"The Gods Disapprove of the Mingling of Peoples": Conrad, Achiebe and Gordimer on the Plight of Europeans in Africa
Author
Varela-Zapata, JesúsDate
1997Abstract
The quotation above, from Virgil’s Aeneid, serves to illustrate the
ill-fated relationship between Europeans and Africans since the times
of colonization. Literature reflects how this meeting of races has not
been a successful story. Joseph Conrad and Chinua Achebe, now considered
classic figures in the portrayal of the African plight, denounce
in their work the abuse of the African population, a phenomenon which
costs many lives and has since then represented the most revolting aspect
of the European intervention.
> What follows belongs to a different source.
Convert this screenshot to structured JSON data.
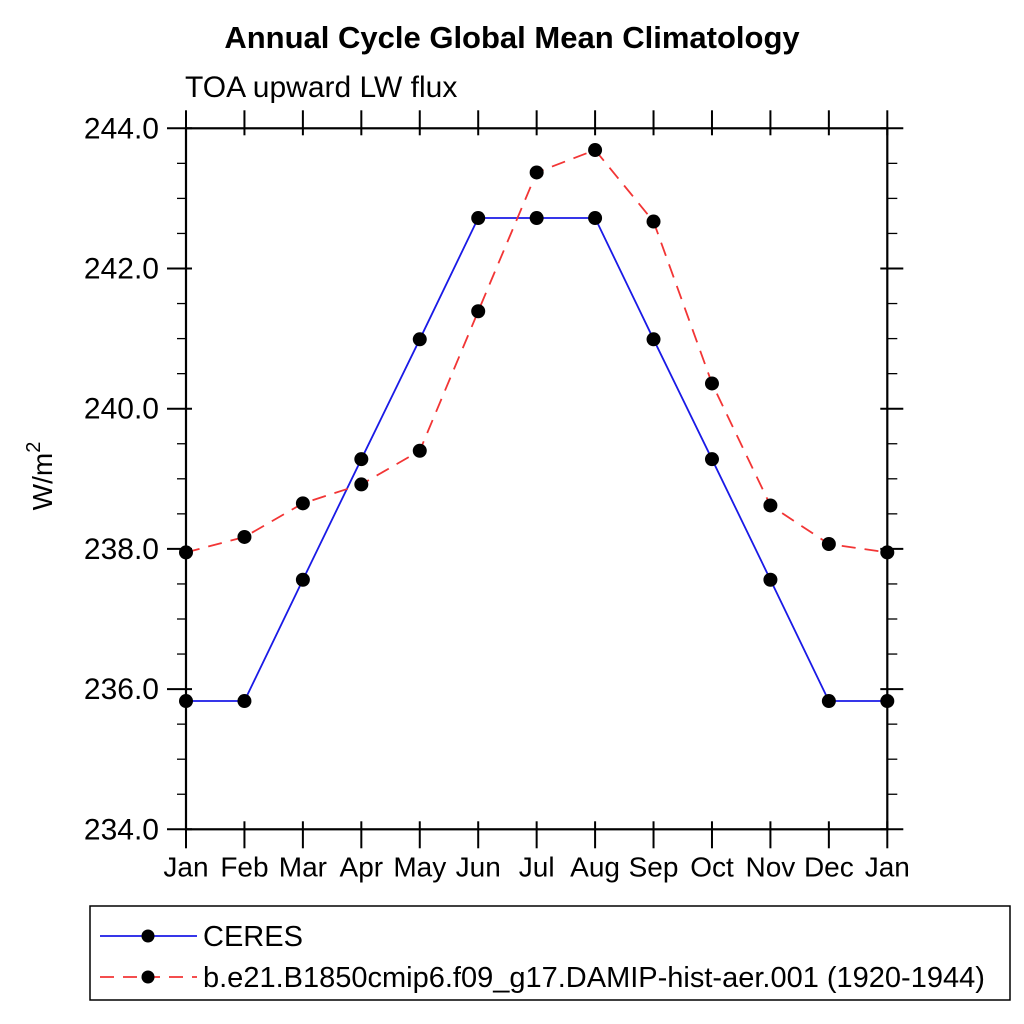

As we will see in this paper, the
supercilious colonists, paradoxically enough, had also to undergo physical
and spiritual ordeals. Conradian figures as Kurtz, Carlier or Kayerts
attest to the hardships imposed on them by the hostile landscape and
their own moral disintegration. Nadine Gordimer, writing at the end of
the XX century, reflects how the inheritors of those European explorers,
merchants and officers, now living in a post-colonial African context,
are suffering a similar plight. They have become a marginal minority,
feeling the rejection of the citizens of the newly-independent
countries and being the easy target of the demagogy of the post-colonial
rulers. Very often, they are also weighed down by the burden of the
feelings of guilt over the colonial abuses or by their own futile attempts
to cling to old positions of privilege.